I'm working on this problem as part of a study guide and I ran into something that's tripping me up. The problem is, Let $K$ be the splitting field of $x^4+3$ over $\mathbb{Q}$. Find generators of the group $Aut(K/F)$.
If we let $w=e^{\pi i/4}$ and $\alpha=3^{1/4}$ then the roots of the above polynomial are $\alpha w,\ \alpha w^3,\ \alpha w^5,\ \alpha w^7$ and it doesn't take much work to see that the splitting field $K=\mathbb{Q}(\alpha w, w^2)=\mathbb{Q}(\alpha w, i)$.

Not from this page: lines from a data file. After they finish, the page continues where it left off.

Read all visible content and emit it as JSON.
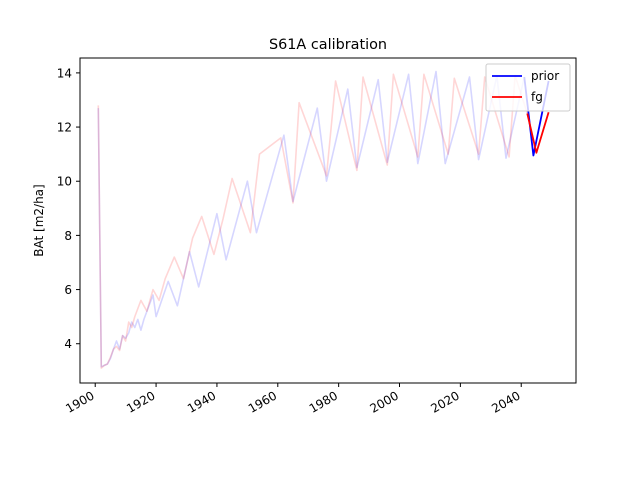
{
  "chart_data": {
    "type": "line",
    "title": "S61A calibration",
    "xlabel": "",
    "ylabel": "BAt [m2/ha]",
    "xlim": [
      1895,
      2058
    ],
    "ylim": [
      2.55,
      14.55
    ],
    "x_ticks": [
      1900,
      1920,
      1940,
      1960,
      1980,
      2000,
      2020,
      2040
    ],
    "y_ticks": [
      4,
      6,
      8,
      10,
      12,
      14
    ],
    "grid": false,
    "legend": {
      "placement": "top-right",
      "entries": [
        "prior",
        "fg"
      ]
    },
    "series": [
      {
        "name": "prior",
        "color": "#0000ff",
        "faded_x": [
          1901,
          1902,
          1903,
          1904,
          1905,
          1906,
          1907,
          1908,
          1909,
          1910,
          1911,
          1912,
          1913,
          1914,
          1915,
          1916,
          1919,
          1920,
          1924,
          1927,
          1931,
          1934,
          1940,
          1943,
          1950,
          1953,
          1962,
          1965,
          1973,
          1976,
          1983,
          1986,
          1993,
          1996,
          2003,
          2006,
          2012,
          2015,
          2023,
          2026,
          2032,
          2035,
          2041
        ],
        "faded_y": [
          12.7,
          3.15,
          3.2,
          3.25,
          3.45,
          3.8,
          4.1,
          3.8,
          4.3,
          4.2,
          4.4,
          4.8,
          4.6,
          4.9,
          4.5,
          4.9,
          5.8,
          5.0,
          6.3,
          5.4,
          7.4,
          6.1,
          8.8,
          7.1,
          10.0,
          8.1,
          11.7,
          9.25,
          12.7,
          10.0,
          13.4,
          10.5,
          13.75,
          10.7,
          13.95,
          10.65,
          14.05,
          10.65,
          13.85,
          10.8,
          13.9,
          10.85,
          13.85
        ],
        "solid_x": [
          2041,
          2044,
          2049
        ],
        "solid_y": [
          13.85,
          10.95,
          13.7
        ]
      },
      {
        "name": "fg",
        "color": "#ff0000",
        "faded_x": [
          1901,
          1902,
          1903,
          1904,
          1905,
          1906,
          1907,
          1908,
          1909,
          1910,
          1911,
          1912,
          1913,
          1915,
          1917,
          1919,
          1921,
          1923,
          1926,
          1929,
          1932,
          1935,
          1939,
          1942,
          1945,
          1951,
          1954,
          1961,
          1965,
          1967,
          1976,
          1979,
          1986,
          1988,
          1996,
          1998,
          2006,
          2008,
          2016,
          2018,
          2026,
          2028,
          2036,
          2038,
          2042
        ],
        "faded_y": [
          12.8,
          3.1,
          3.2,
          3.25,
          3.5,
          3.8,
          3.9,
          3.75,
          4.3,
          4.1,
          4.8,
          4.6,
          5.0,
          5.6,
          5.2,
          6.0,
          5.6,
          6.4,
          7.2,
          6.4,
          7.9,
          8.7,
          7.3,
          8.6,
          10.1,
          8.1,
          11.0,
          11.6,
          9.2,
          12.9,
          10.2,
          13.7,
          10.4,
          13.85,
          10.6,
          13.95,
          10.9,
          13.95,
          11.0,
          13.8,
          11.0,
          13.85,
          10.9,
          13.9,
          12.5
        ],
        "solid_x": [
          2042,
          2045,
          2049
        ],
        "solid_y": [
          12.5,
          11.05,
          12.55
        ]
      }
    ]
  }
}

I know that if $\beta$ is a root of some polynomial in $\mathbb{Q}[x]$, then $\sigma(\beta)$ is also a root of that polynomial for any $\sigma \in Aut(K/F)$. Thus, an automorphism may send $\alpha w$ to $\alpha w,\ \alpha w^3,\ \alpha w^5,\ \alpha w^7$ and $i$ can be sent to $\pm i$.

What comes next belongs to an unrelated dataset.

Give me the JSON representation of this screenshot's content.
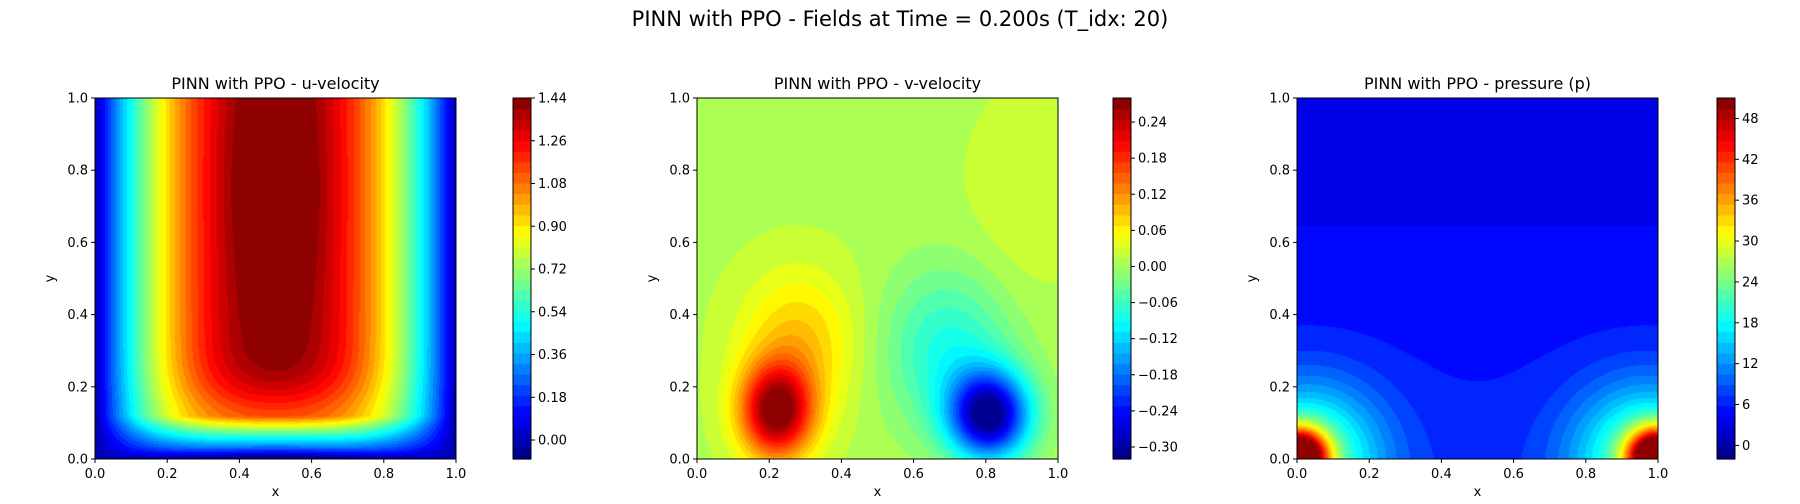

This much is all fine, but now I confuse myself. The set of solutions says that there are two generators for $Aut(K/F)$, which are $$\sigma: \alpha w \mapsto \alpha w^3, i \mapsto -i$$ $$\tau:\alpha w \mapsto \alpha w,\ i \mapsto -i$$ however, this doesn't make sense, because if $i \mapsto -i$, then $\alpha w=\alpha(\sqrt2/2+i\sqrt2/2) \mapsto \alpha(\sqrt2/2-i\sqrt2/2)=\alpha w^7$ and thus, $\tau$ cannot fix $\alpha w$.
I think that to fix the problem, we should just let $\tau: i \to -i$. Then $\left<\sigma, \tau\right>\cong D_4$. Am I correct in my analysis? Or have I made a misunderstanding?